Retrieval-Augmented Generation (Liang et al., 26 Jul 2025)
- Improvements in accuracy range from +17% (culture) to −25% (math); Transformation shows RAG introduces efficiency overhead for most domains except math (where misalignment reduces reasoning burden at the cost of accuracy).
- The effectiveness of RAG is tightly bound to domain materials: A plausible implication is that resource curation and retrieval structuring are critical for reliable gains.
5. Technical and Practical Implications for Model Training and Design
The benchmarks collectively expose foundational challenges in next-generation multimodal modeling:
- Tri-modal fusion remains unsolved; models trained on paired image-text or audio-text data generalize poorly in integrated settings.
- Compositional task graphs dramatically improve agent planning and robustness, but require automated, multi-level evaluation frameworks.
- Retrieval alignment is essential; generic, chunk-based approaches are insufficient for domains requiring symbolic or rule-based reasoning.
- Universal video editing models must account not only for style-type edits but also diverse real-world scenarios; benchmarks reveal capacity gaps in current methods.
- A plausible implication is that architecture, training data, and benchmarking co-evolve: advances in evaluation infrastructures such as OmniBench drive both upstream model improvements and the development of more complex, realistic test suites.
6. Limitations, Open Problems, and Future Directions
Reported limitations include:
- Bias toward text modalities given training resource scarcity in audio/image/video curation.
- Scaling issues in computation for automated test generation, multi-domain profiling, and full-system evaluation.
- Insufficient granularity in resource metrics (per-step energy, latency); future benchmarks will require deeper instrumentation.

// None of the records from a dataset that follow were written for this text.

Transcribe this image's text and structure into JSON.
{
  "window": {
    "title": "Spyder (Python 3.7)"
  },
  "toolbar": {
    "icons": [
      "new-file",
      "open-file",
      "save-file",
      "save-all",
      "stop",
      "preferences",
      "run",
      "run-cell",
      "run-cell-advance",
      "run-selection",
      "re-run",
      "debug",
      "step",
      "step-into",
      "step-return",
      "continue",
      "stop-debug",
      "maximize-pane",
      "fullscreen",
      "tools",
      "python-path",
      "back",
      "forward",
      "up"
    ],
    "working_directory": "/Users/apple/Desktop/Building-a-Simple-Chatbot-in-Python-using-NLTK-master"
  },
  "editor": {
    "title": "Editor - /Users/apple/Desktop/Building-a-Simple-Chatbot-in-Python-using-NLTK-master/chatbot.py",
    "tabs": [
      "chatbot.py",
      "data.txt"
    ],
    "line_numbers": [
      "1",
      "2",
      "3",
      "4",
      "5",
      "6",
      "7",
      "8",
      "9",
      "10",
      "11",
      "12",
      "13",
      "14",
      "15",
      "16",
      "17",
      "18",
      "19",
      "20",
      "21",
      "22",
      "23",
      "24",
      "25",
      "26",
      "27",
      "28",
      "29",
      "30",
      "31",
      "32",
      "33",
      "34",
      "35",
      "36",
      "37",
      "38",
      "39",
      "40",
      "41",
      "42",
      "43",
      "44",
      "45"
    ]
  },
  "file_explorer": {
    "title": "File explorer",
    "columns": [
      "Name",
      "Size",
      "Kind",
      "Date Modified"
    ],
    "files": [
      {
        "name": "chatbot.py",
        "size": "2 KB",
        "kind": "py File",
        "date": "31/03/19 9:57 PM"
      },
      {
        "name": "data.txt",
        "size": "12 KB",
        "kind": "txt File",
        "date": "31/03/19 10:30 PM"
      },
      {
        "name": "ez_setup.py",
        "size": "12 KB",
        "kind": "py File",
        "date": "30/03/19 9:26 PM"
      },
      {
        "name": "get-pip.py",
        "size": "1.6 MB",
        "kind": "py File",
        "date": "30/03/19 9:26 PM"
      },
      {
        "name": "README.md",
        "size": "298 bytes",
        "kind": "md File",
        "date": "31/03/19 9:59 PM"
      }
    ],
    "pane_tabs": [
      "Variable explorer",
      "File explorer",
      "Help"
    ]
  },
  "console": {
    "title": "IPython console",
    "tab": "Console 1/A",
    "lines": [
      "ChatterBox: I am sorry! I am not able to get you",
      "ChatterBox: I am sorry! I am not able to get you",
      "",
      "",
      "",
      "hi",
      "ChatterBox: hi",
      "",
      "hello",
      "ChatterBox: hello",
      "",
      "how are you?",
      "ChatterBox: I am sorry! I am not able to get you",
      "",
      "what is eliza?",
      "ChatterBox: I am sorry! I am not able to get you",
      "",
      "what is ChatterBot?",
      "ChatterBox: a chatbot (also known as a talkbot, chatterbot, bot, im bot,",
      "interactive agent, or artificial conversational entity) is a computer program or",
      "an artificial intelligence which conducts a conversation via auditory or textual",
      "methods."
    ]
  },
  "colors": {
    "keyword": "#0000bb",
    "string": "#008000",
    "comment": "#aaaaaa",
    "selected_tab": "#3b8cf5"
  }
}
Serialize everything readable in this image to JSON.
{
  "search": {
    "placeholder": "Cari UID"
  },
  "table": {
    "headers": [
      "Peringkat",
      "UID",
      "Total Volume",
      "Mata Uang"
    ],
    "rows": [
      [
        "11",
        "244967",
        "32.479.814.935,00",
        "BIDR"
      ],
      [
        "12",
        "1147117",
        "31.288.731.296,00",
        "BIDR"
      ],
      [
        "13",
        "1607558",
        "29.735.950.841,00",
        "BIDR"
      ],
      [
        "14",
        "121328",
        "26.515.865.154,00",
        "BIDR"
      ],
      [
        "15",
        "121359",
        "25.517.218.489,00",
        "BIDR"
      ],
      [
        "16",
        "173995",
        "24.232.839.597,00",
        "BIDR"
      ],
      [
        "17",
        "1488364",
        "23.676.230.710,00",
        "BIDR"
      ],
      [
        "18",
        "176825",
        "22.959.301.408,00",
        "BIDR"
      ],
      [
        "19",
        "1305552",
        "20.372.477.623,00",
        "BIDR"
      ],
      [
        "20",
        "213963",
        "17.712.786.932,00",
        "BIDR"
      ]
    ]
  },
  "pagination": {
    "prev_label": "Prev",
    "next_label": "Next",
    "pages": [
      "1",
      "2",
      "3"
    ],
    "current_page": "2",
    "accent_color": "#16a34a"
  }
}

- For RAG, health and math domains demonstrate substantial negative gains, indicating a need for hybrid or domain-specific retrieval frameworks.
Future research, as suggested by the authors, should prioritize:
- Large-scale, balanced, and diverse tri-modal datasets.

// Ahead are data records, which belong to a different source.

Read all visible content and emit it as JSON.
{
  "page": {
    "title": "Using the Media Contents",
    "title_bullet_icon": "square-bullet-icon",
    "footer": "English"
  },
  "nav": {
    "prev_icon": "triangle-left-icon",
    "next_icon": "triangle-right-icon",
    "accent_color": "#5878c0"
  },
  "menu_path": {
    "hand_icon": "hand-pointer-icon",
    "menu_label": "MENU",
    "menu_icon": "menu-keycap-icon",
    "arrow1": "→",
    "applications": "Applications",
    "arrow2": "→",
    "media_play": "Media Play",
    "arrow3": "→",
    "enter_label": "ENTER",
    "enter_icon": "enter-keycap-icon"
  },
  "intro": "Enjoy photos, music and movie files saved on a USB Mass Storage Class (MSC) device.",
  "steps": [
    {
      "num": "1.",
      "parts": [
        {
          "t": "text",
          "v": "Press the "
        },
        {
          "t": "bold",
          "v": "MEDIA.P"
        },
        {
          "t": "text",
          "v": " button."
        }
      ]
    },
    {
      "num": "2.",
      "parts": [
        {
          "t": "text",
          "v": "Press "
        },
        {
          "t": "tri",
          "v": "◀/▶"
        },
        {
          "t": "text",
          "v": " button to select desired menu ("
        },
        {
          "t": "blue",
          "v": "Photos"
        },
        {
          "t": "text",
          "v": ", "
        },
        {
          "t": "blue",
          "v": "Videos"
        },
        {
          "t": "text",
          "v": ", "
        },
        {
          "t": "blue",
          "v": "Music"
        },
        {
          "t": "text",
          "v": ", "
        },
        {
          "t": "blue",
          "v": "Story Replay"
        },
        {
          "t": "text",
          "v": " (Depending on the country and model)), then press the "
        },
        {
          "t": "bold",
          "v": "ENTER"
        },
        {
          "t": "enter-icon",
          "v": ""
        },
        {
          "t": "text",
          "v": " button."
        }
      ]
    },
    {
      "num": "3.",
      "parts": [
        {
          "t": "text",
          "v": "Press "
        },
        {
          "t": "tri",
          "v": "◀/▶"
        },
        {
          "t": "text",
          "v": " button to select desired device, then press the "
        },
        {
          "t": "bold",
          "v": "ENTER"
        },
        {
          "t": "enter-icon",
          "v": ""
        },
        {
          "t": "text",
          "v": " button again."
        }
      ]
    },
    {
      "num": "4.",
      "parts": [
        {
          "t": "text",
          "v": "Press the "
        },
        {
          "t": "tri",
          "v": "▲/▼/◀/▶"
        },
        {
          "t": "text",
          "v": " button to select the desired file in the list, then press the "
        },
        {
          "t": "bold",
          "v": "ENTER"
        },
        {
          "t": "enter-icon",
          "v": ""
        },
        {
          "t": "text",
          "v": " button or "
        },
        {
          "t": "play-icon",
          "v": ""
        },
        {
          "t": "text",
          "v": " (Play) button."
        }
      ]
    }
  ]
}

- Advancements in cross-modal encoder-decoder architectures for robust, generalized fusion.
- Plug-and-play integration of agent-specific intent, compositional reasoning, and scenario-aware pipelines.
- Community-contributed test data and open-source tools to broaden both benchmarking and model development.
7. Summary Table: OmniBench Instances
| Variant | Purpose/Domain | Principal Metric(s) |
|---|---|---|
| OmniBench (OLM) | Tri-modal reasoning (image/audio/text) | Multimodal QA accuracy |
| OmniBench (Agent) | Virtual agent capabilities (DAGs) | CR, LC across subtasks |
| OmniBench-RAG | RAG effectiveness (9 domains) | Improvements, Transformation |
| OmniGenBench | Multimodal generation (57 tasks) | OmniScore (consistency, realism, aesthetics) |
| Omnibenchmark (Bio) | Bioinformatics benchmarking | F1, ARI, modular DAG-routed metrics |
| OmniBench-99 | Video editing (types + scenarios) | CLIP/frame, PickScore, human MOS |
Each instance of OmniBench advances the rigor and breadth of AI benchmarking, driving deeper understanding and more robust model comparison in increasingly multimodal, scenario-rich, and domain-diverse environments.